Now, how do we ensure decisions large and small stay aligned?

  • Establish Decision Principles (“Guardrails”): These are like your company’s decision-making constitution. They derive from your DNA (values/mission) and Destiny (vision). CVS’s guiding principle was clear: any action must be consistent with their purpose of “helping people on their path to better health.”
  • Use a Consistent Decision Process for Big Decisions: This could mean having a leadership meeting template: clarify the decision to be made, list options, weigh them against your principles and data. Using a framework reduces impulsive knee-jerk moves.
  • Decentralize with Empowerment: Once principles are set, push decisions outward to the people closest to the action. Encourage employees to make decisions by referring to the values/vision. Zappos famously empowers its customer service reps to take unusual steps to make a customer happy without needing supervisor approval, because “delivering WOW service” is a core value.
  • Learn and Adjust: Not every decision will be perfect. What’s important is to review significant decisions and outcomes: Did that choice uphold our values and move us toward our goals? If not, discuss openly and learn why.

A Case Study in Good Decision Making

In February 2014, CVS Caremark made a stunning announcement: it would stop selling all tobacco products in its more than 7,600 stores nationwide by October 1 of that year. The decision was a landmark in corporate social responsibility. It was also a massive financial gamble.

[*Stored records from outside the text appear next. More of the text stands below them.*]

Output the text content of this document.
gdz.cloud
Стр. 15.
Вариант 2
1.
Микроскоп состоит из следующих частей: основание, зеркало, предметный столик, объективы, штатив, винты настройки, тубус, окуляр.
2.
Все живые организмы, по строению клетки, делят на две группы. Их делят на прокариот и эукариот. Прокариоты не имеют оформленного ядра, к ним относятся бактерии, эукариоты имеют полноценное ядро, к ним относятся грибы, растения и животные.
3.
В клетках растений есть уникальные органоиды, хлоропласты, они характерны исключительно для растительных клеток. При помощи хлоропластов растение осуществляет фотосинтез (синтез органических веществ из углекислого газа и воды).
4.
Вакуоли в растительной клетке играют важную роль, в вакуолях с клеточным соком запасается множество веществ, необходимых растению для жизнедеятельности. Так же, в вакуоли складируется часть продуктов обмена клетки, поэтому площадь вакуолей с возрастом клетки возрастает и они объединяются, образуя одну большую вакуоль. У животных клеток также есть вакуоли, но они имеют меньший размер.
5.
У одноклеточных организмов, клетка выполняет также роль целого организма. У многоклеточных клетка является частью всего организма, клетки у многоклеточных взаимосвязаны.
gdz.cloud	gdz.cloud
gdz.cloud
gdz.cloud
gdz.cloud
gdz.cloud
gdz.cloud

The company estimated the move would cost it approximately $2 billion in annual revenue ($1.5 billion from tobacco sales and another $500 million in associated purchases made by tobacco customers).

For a publicly traded company, voluntarily sacrificing such a significant revenue stream was almost unheard of. However, CEO Larry Merlo framed the choice not as a financial loss, but as a strategic necessity. As CVS was evolving from a retail pharmacy into a broader healthcare provider with in-store MinuteClinics and a massive pharmacy benefits management arm, the internal contradiction of its business model had become untenable. Merlo stated, “The sale of tobacco products is inconsistent with our purpose—helping people on their path to better health”.

The public reaction was overwhelmingly positive. The move was praised by public health officials, anti-smoking advocates, and even then-First Lady Michelle Obama. More importantly, the decision had a measurable impact. A peer-reviewed study found that in the months following the ban, cigarette purchasing declined significantly, with 100 million fewer packs sold in the first year alone. By making a difficult, values-based decision, CVS didn’t just earn good press; it fundamentally realigned its business with its new identity as CVS Health.

Quick Wins to Align Decisions

  1. Articulate a “Decision North Star” and share it. Boil down your decision-making ethos to a catchy mantra or question that everyone can remember. For example, an outdoor gear company might use, “What’s best for the customer and the environment?” as their decision north star question. Introduce this at a team meeting.
  2. Decision Post-Mortems (on a minor scale). Pick a recent decision your team made. In a team huddle, briefly discuss: Did the outcome align with our intended values and goals? What can it teach us? Keep it blameless and curious. These mini post-mortems instill a habit of reflective decision-making.

Above all, create an environment where values-based and vision-oriented decisions are celebrated. When someone makes a call that exemplifies alignment, share that story as positive reinforcement. Over time, this fosters “empowered alignment”—your people will make the right calls even when you’re not in the room.